Two working approaches:
```bash
# Variant A — log in manually in the active shell (survives multiple make invocations)
export BAO_ADDR=https://bao.digitalboard.ch
bao login -method=oidc -path=Digitalboard
export VAULT_TOKEN=$(bao print token)
make deploy_site_demo_gymburgdorf
# Variant B — chain both as ONE make invocation (token lives for the chain)
make bao deploy_site_demo_gymburgdorf
```
Login details and the secret pattern: [secrets.md](secrets.md#openbao-login).

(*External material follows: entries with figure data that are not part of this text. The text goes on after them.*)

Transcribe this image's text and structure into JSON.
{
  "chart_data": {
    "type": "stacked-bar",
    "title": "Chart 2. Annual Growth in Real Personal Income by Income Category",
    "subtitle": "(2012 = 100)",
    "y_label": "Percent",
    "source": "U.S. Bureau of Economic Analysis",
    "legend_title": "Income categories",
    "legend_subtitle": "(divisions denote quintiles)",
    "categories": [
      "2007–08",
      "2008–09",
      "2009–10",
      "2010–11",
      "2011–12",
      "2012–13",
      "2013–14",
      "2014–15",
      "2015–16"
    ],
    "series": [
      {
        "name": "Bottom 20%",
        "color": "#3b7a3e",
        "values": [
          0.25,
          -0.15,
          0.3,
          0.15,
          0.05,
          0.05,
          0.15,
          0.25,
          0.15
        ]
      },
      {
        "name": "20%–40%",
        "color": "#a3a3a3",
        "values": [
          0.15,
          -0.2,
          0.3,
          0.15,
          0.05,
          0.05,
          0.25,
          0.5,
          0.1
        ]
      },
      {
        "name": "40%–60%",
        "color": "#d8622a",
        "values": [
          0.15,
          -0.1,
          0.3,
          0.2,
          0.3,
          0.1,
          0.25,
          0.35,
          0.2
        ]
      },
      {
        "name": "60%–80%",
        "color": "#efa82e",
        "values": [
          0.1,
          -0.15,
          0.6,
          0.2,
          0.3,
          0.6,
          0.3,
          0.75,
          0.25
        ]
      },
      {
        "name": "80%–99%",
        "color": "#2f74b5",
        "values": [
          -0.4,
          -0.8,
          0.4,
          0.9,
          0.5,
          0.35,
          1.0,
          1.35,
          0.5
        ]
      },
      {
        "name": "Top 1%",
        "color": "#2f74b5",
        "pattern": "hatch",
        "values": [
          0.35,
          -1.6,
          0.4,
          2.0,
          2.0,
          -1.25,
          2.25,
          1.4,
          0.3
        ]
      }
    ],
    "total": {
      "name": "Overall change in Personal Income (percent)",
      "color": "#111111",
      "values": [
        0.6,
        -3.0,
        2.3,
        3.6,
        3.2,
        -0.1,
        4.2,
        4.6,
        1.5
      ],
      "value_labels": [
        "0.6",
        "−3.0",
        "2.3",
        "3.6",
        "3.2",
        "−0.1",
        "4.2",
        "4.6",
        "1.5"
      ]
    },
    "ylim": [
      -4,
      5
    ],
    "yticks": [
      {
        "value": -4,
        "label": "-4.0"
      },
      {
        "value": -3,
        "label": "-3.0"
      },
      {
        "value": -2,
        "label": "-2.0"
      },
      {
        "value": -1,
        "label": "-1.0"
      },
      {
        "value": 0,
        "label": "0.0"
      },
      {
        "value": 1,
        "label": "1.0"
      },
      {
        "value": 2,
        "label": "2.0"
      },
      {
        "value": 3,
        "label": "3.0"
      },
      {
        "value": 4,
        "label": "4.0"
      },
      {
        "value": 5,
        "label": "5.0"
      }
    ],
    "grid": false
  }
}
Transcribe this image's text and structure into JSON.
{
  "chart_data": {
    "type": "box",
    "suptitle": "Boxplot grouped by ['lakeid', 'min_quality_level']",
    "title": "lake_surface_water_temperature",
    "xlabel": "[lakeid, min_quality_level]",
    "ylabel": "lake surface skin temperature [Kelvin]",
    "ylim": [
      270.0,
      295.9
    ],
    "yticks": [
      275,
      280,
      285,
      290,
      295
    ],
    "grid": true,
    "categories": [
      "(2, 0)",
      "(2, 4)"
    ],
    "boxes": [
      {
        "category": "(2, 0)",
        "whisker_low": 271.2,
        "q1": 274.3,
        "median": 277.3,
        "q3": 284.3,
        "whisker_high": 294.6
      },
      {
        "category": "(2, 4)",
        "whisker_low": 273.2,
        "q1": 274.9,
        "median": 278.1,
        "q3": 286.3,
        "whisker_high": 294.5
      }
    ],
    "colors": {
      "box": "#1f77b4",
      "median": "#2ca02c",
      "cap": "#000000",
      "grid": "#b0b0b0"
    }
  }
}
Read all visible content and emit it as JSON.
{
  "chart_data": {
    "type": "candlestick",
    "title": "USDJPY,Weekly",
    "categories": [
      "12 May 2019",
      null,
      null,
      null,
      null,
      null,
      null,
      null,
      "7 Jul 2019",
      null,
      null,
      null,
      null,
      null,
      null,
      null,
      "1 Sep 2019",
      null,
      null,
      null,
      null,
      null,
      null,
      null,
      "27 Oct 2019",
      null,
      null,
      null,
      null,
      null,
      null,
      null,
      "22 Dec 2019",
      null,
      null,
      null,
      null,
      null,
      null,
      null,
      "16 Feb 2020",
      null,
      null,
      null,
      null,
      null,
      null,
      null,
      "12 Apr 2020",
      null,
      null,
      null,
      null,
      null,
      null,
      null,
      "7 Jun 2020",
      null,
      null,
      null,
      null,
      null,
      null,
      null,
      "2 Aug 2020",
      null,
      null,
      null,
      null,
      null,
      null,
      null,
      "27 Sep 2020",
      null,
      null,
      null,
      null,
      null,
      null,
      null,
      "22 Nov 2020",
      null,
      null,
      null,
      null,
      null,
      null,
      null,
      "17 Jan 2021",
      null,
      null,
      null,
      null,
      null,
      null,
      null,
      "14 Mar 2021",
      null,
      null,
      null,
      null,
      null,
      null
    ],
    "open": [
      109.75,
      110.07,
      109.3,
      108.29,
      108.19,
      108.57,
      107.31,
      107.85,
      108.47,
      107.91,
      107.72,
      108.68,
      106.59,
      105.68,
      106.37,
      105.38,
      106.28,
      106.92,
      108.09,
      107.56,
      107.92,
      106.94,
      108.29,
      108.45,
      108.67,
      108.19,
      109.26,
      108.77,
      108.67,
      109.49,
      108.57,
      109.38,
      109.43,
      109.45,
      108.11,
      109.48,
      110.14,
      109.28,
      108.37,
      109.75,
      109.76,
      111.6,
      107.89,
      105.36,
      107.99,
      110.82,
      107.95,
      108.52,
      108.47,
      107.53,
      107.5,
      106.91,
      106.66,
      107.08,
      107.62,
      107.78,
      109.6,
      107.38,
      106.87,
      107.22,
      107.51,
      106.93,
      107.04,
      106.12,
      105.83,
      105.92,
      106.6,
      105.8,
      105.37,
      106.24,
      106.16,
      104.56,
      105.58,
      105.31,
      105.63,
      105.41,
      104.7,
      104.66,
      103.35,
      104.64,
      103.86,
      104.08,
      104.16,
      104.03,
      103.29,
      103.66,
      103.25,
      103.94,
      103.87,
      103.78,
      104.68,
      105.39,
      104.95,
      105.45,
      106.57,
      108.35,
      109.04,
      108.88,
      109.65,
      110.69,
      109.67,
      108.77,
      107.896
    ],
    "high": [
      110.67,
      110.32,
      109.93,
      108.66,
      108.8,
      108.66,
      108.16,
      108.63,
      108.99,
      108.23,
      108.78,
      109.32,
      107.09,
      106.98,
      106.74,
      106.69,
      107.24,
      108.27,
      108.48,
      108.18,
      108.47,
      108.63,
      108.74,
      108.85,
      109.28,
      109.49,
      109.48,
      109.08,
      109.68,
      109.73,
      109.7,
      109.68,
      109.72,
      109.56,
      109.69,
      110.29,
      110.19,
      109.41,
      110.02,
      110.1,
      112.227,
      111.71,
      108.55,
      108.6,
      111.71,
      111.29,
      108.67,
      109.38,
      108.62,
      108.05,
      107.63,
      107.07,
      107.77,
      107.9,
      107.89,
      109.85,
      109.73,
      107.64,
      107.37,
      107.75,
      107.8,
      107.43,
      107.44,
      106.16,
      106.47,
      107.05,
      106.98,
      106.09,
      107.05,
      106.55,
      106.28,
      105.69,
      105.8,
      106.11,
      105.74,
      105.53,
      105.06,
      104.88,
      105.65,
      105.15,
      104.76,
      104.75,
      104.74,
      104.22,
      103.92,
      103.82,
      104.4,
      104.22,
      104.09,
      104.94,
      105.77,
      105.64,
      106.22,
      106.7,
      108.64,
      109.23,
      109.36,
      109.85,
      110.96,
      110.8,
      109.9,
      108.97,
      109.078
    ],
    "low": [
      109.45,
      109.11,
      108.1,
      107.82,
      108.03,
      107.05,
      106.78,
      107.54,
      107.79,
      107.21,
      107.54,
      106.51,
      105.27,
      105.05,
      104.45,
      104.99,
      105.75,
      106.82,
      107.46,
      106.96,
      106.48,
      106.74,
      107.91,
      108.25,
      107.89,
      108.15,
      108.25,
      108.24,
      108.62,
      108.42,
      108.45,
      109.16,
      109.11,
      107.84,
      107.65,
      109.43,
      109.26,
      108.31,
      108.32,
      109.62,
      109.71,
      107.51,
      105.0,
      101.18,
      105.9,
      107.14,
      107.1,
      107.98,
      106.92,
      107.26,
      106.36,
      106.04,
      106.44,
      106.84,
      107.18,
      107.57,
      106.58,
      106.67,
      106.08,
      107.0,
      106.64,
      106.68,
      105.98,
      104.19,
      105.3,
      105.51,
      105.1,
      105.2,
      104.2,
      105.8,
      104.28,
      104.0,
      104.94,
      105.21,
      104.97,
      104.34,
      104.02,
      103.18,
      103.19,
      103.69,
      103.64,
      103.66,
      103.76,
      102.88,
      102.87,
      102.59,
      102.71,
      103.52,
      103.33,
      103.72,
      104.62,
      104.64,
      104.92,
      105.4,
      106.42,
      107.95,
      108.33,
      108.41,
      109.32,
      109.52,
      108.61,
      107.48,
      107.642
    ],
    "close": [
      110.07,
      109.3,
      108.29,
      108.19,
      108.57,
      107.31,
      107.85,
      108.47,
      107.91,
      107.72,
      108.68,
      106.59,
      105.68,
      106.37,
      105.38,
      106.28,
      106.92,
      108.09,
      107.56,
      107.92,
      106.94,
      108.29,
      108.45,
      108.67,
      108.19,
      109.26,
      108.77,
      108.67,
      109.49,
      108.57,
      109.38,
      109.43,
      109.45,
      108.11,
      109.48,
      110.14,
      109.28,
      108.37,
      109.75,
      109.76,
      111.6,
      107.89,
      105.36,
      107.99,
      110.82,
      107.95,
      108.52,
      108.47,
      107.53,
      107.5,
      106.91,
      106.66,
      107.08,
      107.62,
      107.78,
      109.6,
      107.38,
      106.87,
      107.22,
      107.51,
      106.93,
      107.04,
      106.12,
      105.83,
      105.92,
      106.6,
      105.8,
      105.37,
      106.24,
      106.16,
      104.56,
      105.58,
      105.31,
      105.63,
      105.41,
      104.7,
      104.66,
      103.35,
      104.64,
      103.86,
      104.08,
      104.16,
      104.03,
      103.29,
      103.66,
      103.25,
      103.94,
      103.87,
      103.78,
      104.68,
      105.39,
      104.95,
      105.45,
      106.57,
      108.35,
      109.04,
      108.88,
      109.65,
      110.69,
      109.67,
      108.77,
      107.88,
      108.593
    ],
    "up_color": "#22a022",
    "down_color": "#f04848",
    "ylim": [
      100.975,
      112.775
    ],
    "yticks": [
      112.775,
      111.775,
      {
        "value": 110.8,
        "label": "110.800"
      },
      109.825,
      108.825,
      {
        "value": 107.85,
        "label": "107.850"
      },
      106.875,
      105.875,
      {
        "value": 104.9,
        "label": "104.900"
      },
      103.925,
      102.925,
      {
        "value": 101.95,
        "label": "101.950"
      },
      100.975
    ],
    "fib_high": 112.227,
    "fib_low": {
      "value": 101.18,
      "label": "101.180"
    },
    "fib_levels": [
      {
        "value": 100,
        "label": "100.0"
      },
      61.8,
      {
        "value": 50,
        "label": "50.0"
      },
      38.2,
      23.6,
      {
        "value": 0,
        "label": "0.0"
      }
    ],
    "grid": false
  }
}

## Known gaps and trade-offs
- **`opencloud` in `demo-gymburgdorf`:** Play present, but no
`opencloud_servers` group — runs as a no-op. If needed, add a group +
`host_vars`, see [inventories.md](inventories.md#walkthrough-creating-a-new-demo-tenant).
- **`turn` host:** defined in the DMZ, but no STUN/TURN role in
[playbooks/site.yml](../playbooks/site.yml) — provisioned only via `base` +
`traefik`.
- **Idempotency:** Roles are Docker-Compose-based; re-runs can
trigger container restarts when Compose inputs change. No
rollback mechanism — on failure, roll back manually.
- **TLS renewal:** handled internally by Traefik via ACME, no external
renew cron in the repo.
- **CI/testing:** currently not in the repo; smoke test via `make ping_demo`.
- **Logging:** `traefik_log_level: DEBUG` in `demo-gymburgdorf` and
`vagrant` (role default `INFO`) — reduce before adapting to prod.